I have a 18 month old son at home and if I didn't have him to carry on for I don't know what I'd do. I miss dad so much, he was a tower of strength to all, he was the most amazing man. He only got to see my son until he was 16 month old ans it's not enough, I wanted him to see him grow up! He adored my little boy, it made his day me bringing him to see him every day when he was off work poorly. 
I honestly am so heartbroken, I don't know what to do without him, how to get by. 
I've been so strong throughout this for my mum and brother and try to help them with their pain but when I'm alone or if something triggers me I'm a complete mess. Today when My Girl the film came on tv it set me off because my dad liked this film and we watched it together when I was younger. When songs he loved play on the radio I can't handle it. This pain is too much. :( 

  • Hi rhiannon_laura,

    Welcome to Cancer Chat. I'm so sorry to to hear of your loss - it sounds like you are going through a really tough time and I can only imagine how difficult it must be.

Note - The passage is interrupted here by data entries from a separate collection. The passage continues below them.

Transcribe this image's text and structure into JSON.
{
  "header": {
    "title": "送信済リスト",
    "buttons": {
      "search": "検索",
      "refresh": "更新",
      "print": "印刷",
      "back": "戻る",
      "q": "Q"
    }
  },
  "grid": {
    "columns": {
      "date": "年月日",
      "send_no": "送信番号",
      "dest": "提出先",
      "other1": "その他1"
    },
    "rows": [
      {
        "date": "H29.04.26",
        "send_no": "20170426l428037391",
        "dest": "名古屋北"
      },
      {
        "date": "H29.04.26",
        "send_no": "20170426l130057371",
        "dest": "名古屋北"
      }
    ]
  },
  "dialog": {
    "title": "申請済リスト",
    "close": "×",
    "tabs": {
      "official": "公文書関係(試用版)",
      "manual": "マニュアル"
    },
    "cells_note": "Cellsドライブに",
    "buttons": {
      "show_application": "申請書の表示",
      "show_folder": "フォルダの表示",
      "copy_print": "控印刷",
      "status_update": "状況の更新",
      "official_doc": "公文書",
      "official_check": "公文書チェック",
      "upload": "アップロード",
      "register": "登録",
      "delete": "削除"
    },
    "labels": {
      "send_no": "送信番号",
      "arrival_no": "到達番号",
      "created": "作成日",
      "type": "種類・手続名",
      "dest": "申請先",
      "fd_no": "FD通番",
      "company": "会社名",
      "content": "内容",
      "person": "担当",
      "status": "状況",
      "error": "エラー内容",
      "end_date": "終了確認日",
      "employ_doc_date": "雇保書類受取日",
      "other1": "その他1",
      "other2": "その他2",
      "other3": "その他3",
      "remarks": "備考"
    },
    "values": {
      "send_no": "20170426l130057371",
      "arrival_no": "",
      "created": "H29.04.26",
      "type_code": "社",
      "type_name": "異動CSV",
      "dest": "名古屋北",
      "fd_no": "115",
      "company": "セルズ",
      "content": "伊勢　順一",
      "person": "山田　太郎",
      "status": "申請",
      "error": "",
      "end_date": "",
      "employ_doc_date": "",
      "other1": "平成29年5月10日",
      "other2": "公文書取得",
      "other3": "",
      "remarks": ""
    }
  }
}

    By the sounds of it you had a wonderful relationship with your dad. Take all the time you need to grieve and to remember the happy memories. I can understand the triggers you mention - no doubt these will always be there, but things will eventually get more manageable.

    Everyone's journey of grief is different. Keep speaking to others for support - this could be friends or family around you, us on here, or other organisations such as Cruse. They also have a helpline as well as various resources in case you ever need that bit of help.

    We're always here for support on the forum if you need it. It can often be helpful to write things down and to reach out to others who understand. There will be others here who are going through or have been through something similar, so hopefully you'll receive further replies soon.

    Take care and wishing you all the best,

    Ben
    Cancer Chat Moderator

  • Thanks for getting back to me. Life is very hard right now. I don't know how I'm going to go on. 

  • Hello  I just had the pleasure of reading your beautiful post about your wonderful relationship with your dad. Unfortunately, I know all too well how it feels to lose dad to lung cancer. I also know how incredibly hard it is to survive the first year. I am wondering how you are doing overall. Hoping that you have found strength through your son.